I’ve recently been made aware of a new trend in some dog training circles regarding the idea of consent. Perhaps the trending topic of #MeToo has had something to do with this and it has spilled into the area of dog behaviour. The idea is that we have to be watchful and mindful of our impact on the dog. As such it is a worthy aim and of course I agree, however the emphasis is put on reading the dog’s state of mind and trying to react in a way that doesn’t put any strain on the dog. Again, so much is great advice that it becomes more and more difficult to disagree, however instead of making the cues more subtle, requiring greater expertise to understand I think a better approach would be to empower the dog.
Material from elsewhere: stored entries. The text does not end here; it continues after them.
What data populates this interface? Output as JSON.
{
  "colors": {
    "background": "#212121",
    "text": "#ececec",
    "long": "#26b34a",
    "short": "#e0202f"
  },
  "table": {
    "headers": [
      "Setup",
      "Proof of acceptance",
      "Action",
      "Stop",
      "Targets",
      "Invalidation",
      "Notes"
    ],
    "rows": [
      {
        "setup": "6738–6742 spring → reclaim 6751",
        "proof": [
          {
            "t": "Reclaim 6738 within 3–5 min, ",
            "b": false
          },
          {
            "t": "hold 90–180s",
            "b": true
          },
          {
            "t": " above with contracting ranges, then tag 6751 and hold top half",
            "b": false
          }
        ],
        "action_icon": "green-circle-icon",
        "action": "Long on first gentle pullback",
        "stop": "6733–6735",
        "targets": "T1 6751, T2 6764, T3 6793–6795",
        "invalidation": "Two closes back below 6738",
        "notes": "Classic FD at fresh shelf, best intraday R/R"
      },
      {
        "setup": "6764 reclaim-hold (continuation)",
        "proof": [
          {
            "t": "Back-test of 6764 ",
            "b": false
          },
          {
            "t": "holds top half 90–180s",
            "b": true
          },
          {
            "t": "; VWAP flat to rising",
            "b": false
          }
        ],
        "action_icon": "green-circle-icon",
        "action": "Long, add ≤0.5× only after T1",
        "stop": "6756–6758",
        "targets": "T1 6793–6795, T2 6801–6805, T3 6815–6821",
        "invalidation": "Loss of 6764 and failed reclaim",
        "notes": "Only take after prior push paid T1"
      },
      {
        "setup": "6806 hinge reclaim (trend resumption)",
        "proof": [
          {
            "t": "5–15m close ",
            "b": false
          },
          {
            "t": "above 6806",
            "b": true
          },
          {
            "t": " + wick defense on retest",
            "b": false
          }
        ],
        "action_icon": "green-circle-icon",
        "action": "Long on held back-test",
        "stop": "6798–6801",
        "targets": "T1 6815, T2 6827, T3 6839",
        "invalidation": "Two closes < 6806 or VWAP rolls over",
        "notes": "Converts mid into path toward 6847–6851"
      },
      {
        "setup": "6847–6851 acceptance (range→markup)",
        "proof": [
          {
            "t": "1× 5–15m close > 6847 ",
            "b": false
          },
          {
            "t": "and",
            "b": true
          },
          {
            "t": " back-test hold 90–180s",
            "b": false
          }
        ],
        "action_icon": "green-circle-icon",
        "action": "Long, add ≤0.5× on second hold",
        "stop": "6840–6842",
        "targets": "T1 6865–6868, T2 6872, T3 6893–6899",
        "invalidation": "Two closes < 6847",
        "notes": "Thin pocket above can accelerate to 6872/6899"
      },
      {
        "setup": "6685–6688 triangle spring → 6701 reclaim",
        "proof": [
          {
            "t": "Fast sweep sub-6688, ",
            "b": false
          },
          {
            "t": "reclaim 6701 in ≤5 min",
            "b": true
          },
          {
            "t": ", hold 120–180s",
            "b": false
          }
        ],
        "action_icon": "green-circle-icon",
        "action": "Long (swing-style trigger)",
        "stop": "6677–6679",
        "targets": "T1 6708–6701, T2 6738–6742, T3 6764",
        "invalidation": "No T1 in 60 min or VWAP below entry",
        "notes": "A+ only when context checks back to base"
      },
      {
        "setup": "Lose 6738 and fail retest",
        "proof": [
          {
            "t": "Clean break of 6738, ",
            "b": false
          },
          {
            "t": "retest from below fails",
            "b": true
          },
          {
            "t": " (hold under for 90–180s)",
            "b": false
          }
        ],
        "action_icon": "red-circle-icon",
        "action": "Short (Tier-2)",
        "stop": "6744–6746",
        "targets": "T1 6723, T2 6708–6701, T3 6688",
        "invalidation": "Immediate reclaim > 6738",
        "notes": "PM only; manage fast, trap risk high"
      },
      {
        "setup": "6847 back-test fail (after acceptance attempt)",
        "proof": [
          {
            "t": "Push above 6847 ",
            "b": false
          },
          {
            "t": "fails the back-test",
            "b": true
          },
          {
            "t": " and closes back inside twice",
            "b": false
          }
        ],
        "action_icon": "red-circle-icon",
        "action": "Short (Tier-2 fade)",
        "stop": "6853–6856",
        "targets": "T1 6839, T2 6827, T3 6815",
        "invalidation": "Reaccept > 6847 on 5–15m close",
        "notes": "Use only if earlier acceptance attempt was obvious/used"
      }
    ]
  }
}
Consent training involves pushing at the dogs at a level that doesn’t upset them and then rewarding them with a treat for accepting. To me this seems dangerous. A biscuit for staying silent feels really uncomfortable. Either rewards or punishment aiming at docility can be a problem. The dog will feel out of control, the handler starts to think they’re in control. The balance is out of sync and it can grow into a buried volcano, simmering beneath the surface, waiting to erupt. A soft dog will find expression in panic without a target, a strong dog will find a target and we’re left wondering were it comes from.

The goal for me is to give the control to the dog. Instead of becoming more sensitive I want to play at being insensitive. That way the dog can feel power and say so. I don’t want the dog to be a mute, without a voice to say “stop”, I want the dog to assert itself. Now obviously, in sensitive situations like this a clumsy approach could result in injury. The dog feeling pressured can react and bite without meaning to harm. The challenge is to show the dog how to react without biting, to express its discomfort without getting in trouble. The assertive reaction then gets the dog what it wants even with the clumsiest handling. The human who doesn’t understand doesn’t have to be shown how to understand the intricacies of dog language. Everyone’s happy.